3. Return to starting position and repeat, completing the appropriate rep and set
range for your personal strength goals.
- Use a barbell, dumbbell, kettlebell, cable pulley or resistance band.
- Perform with both arms simultaneously or one arm at a time.
- Starting position of the lower body can be from standing, a gentle knee bend
or squatted.
- To progress this exercise incorperate an explosive heel raise at the end of the
lift.
- Ensure that proper form is mastered and base strength is achieved before
increasing the weight or progressing the exercise.
Front Raise:
1. Grasp the weight with an overhand hand grip and let the arm hang
in front or at the side of the thigh.
2. Lift the weight up, and to the front, until the hands are in line with
the shoulder (no higher).
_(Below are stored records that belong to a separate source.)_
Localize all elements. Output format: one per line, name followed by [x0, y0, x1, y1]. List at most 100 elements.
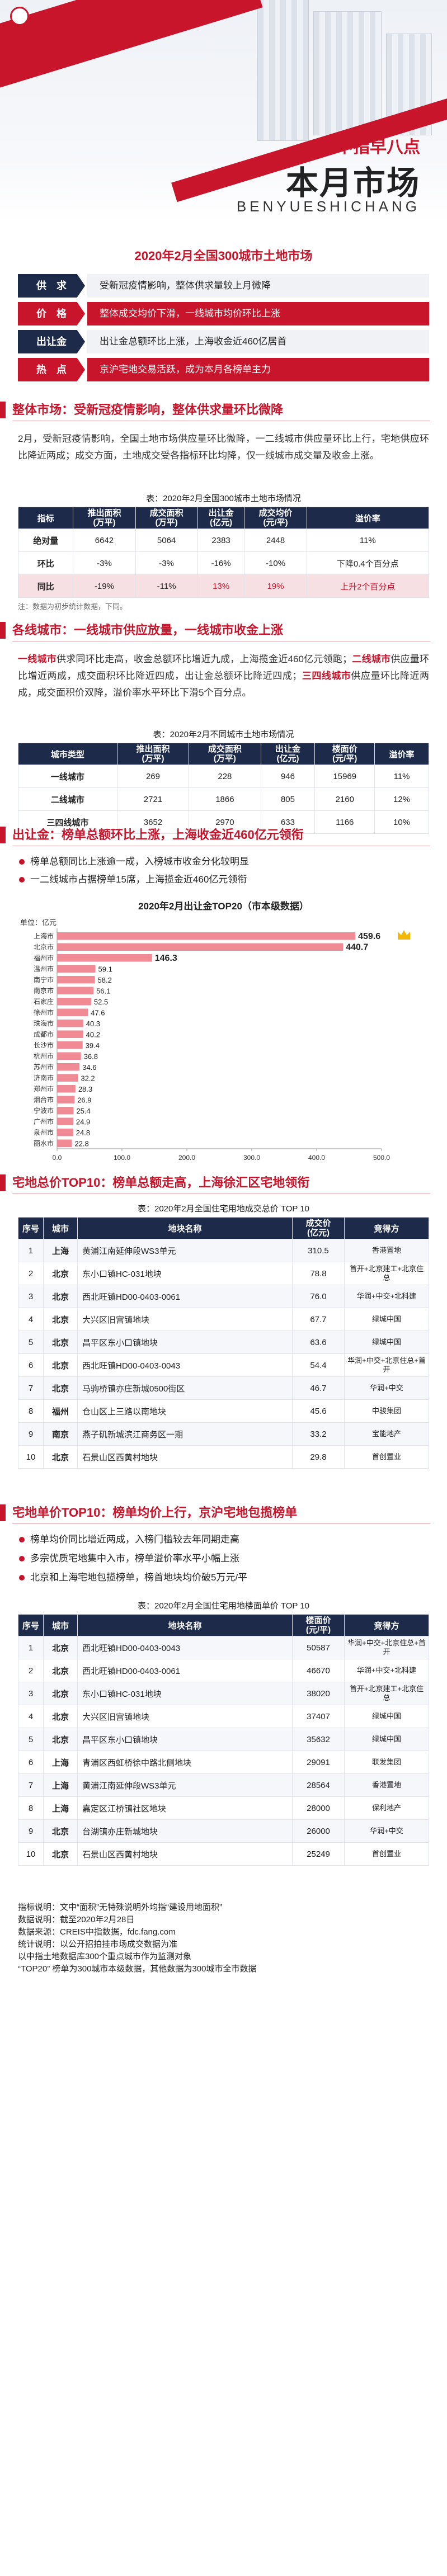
chart-data-label: 56.1	[96, 987, 110, 995]
bullet-point: 榜单均价同比增近两成，入榜门槛较去年同期走高	[18, 1530, 429, 1549]
table-cell: 28564	[292, 1773, 345, 1797]
table-cell: 北京	[43, 1842, 78, 1866]
chart-category-label: 丽水市	[34, 1139, 54, 1147]
table-header: 竞得方	[344, 1614, 429, 1636]
chart-category-label: 徐州市	[34, 1008, 54, 1016]
table-cell: 269	[116, 765, 190, 788]
chart-bar	[57, 1020, 83, 1027]
section-title: 各线城市：一线城市供应放量，一线城市收金上涨	[12, 623, 284, 637]
chart-bar	[57, 1139, 72, 1147]
footnote-line: 数据来源：CREIS中指数据，fdc.fang.com	[18, 1927, 176, 1937]
table-cell: 28000	[292, 1796, 345, 1820]
table-caption: 表：2020年2月全国住宅用地楼面单价 TOP 10	[137, 1601, 310, 1611]
table-cell: 1	[18, 1239, 44, 1262]
section-heading-city-tiers: 各线城市：一线城市供应放量，一线城市收金上涨	[0, 617, 447, 643]
total-price-top10-table: 序号 城市 地块名称 成交价 (亿元) 竞得方 1 上海 黄浦江南延伸段WS3单元 31…	[18, 1217, 429, 1469]
table-cell: 2448	[244, 529, 307, 552]
chart-data-label: 146.3	[155, 954, 177, 963]
table-row: 9 南京 燕子矶新城滨江商务区一期 33.2 宝能地产	[18, 1422, 429, 1446]
table-cell: 35632	[292, 1728, 345, 1751]
table-cell: 54.4	[292, 1353, 345, 1377]
section-marker	[0, 827, 6, 843]
table-cell: 黄浦江南延伸段WS3单元	[77, 1773, 293, 1797]
highlight-tier3: 三四线城市	[302, 671, 351, 681]
chart-bar	[57, 1063, 80, 1071]
section-title: 出让金：榜单总额环比上涨，上海收金近460亿元领衔	[12, 828, 304, 842]
table-cell: 大兴区旧宫镇地块	[77, 1705, 293, 1728]
table-cell: 北京	[43, 1819, 78, 1843]
table-cell: 2160	[314, 787, 375, 811]
city-tier-table: 城市类型 推出面积 (万平) 成交面积 (万平) 出让金 (亿元) 楼面价 (元/平) …	[18, 743, 429, 834]
table-cell: 下降0.4个百分点	[306, 551, 430, 575]
chart-data-label: 459.6	[358, 932, 380, 941]
chart-category-label: 珠海市	[34, 1019, 54, 1027]
chart-data-label: 58.2	[98, 976, 112, 984]
table-cell: 北京	[43, 1376, 78, 1400]
table-row: 5 北京 昌平区东小口镇地块 63.6 绿城中国	[18, 1331, 429, 1354]
table-cell: 北京	[43, 1728, 78, 1751]
table-cell: 华润+中交+北科建	[344, 1285, 429, 1308]
chart-category-label: 南宁市	[34, 975, 54, 984]
divider	[12, 1193, 430, 1194]
overall-paragraph: 2月，受新冠疫情影响，全国土地市场供应量环比微降，一二线城市供应量环比上行，宅地…	[18, 433, 429, 461]
table-cell: 上海	[43, 1773, 78, 1797]
table-cell: 1166	[314, 810, 375, 834]
summary-key: 出让金	[18, 330, 85, 353]
table-cell: 3	[18, 1682, 44, 1705]
table-row: 4 北京 大兴区旧宫镇地块 67.7 绿城中国	[18, 1308, 429, 1331]
table-row: 三四线城市 3652 2970 633 1166 10%	[18, 810, 429, 834]
chart-bar	[57, 998, 91, 1006]
table-cell: 华润+中交	[344, 1819, 429, 1843]
national-land-table: 指标 推出面积 (万平) 成交面积 (万平) 出让金 (亿元) 成交均价 (元/平) 溢…	[17, 507, 430, 598]
summary-value: 出让金总额环比上涨，上海收金近460亿居首	[87, 330, 429, 353]
table-cell: 45.6	[292, 1399, 345, 1423]
section-marker	[0, 622, 6, 639]
summary-title: 2020年2月全国300城市土地市场	[134, 249, 313, 263]
table-cell: 中骏集团	[344, 1399, 429, 1423]
table-cell: 7	[18, 1773, 44, 1797]
table-cell: 燕子矶新城滨江商务区一期	[77, 1422, 293, 1446]
table-cell: 绿城中国	[344, 1705, 429, 1728]
table-cell: 5	[18, 1331, 44, 1354]
table-cell: 上海	[43, 1751, 78, 1774]
table-cell: 联发集团	[344, 1751, 429, 1774]
chart-bar	[57, 1030, 83, 1038]
table-cell: 50587	[292, 1636, 345, 1659]
table-row: 10 北京 石景山区西黄村地块 25249 首创置业	[18, 1842, 429, 1866]
bullet-point: 榜单总额同比上涨逾一成，入榜城市收金分化较明显	[18, 852, 429, 871]
table-cell: 33.2	[292, 1422, 345, 1446]
table-header: 地块名称	[77, 1614, 293, 1636]
table-cell: 北京	[43, 1705, 78, 1728]
table-cell: 北京	[43, 1445, 78, 1469]
table-cell: 15969	[314, 765, 375, 788]
chart-bar	[57, 965, 96, 973]
table-cell: 北京	[43, 1262, 78, 1285]
chart-data-label: 22.8	[74, 1139, 88, 1148]
table-row: 1 上海 黄浦江南延伸段WS3单元 310.5 香港置地	[18, 1239, 429, 1262]
table-cell: 9	[18, 1422, 44, 1446]
footnote-line: 以中指土地数据库300个重点城市作为监测对象	[18, 1952, 192, 1961]
table-cell: -3%	[135, 551, 198, 575]
table-cell: 46.7	[292, 1376, 345, 1400]
summary-key: 供 求	[18, 274, 85, 298]
summary-row: 供 求 受新冠疫情影响，整体供求量较上月微降	[18, 274, 429, 298]
table-row: 绝对量 6642 5064 2383 2448 11%	[17, 529, 430, 552]
table-cell: 67.7	[292, 1308, 345, 1331]
table-cell: 10%	[374, 810, 429, 834]
table-row: 8 上海 嘉定区江桥镇社区地块 28000 保利地产	[18, 1796, 429, 1820]
bullet-point: 一二线城市占据榜单15席，上海揽金近460亿元领衔	[18, 870, 429, 889]
table-cell: 46670	[292, 1659, 345, 1682]
table-row: 一线城市 269 228 946 15969 11%	[18, 765, 429, 788]
chart-data-label: 40.3	[86, 1020, 100, 1028]
summary-value: 整体成交均价下滑，一线城市均价环比上涨	[87, 302, 429, 325]
table-header: 竞得方	[344, 1217, 429, 1239]
highlight-tier1: 一线城市	[18, 654, 57, 664]
section-marker	[0, 1504, 6, 1521]
table-cell: 12%	[374, 787, 429, 811]
table-cell: 38020	[292, 1682, 345, 1705]
table-cell: 4	[18, 1705, 44, 1728]
table-cell: 华润+中交	[344, 1376, 429, 1400]
table-row: 6 北京 西北旺镇HD00-0403-0043 54.4 华润+中交+北京住总+首开	[18, 1353, 429, 1377]
chart-tick-label: 200.0	[178, 1154, 195, 1160]
logo-icon	[10, 7, 29, 26]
Aim to keep the arms fairly straight but not
locked at the elbow. Keep the core tight and spine neutral. Do not
bend the back to create force for the lift.
3. Return to starting position and repeat, completing the appropriate
rep and set range for your personal strength goals.
- Use a barbell, dumbbells, kettlebells, cable pulley or resistance
band.
- Perform with both arms simultaneously or one arm at a time.
Side Raise:
1. Grasp the weights with an overhand hand grip and let them hang at
the side of the thigh.
2. With palms down, lift the weight out to the side, until the hands are
in line with the shoulder (no higher). Aim to keep the arms straight
(not locked) or slightly bent. Keep the core tight and spine neutral.
3. Return to starting position and repeat, completing the appropriate
rep and set range for your personal strength goals.
- Use dumbbells, kettlebells, a cable pulley or resistance band.
- Perform with both arms simultaneously or one arm at a time.
Rear fly:
1. Bend the knees and hinge forward at the hip. Grasp the weight with
palms facing each other and arms hanging below the shoulders.
2. Lift the weight up and out to the side, until the hands are in line
with the shoulder. Keep the head up, shoulders back, spine neutral and
core tight. Arms should be straight (not locked) or slightly bent.
3. Return to starting position and repeat, completing the appropriate
rep and set range for your personal strength goals.
- Use a dumbbells, kettlebells or a resistance band.
- Perform with both arms simultaneously or one arm at a time.
- Perform seated or, to avoid unsupported forward flexion, rest the
chest on a bench (lying or incline).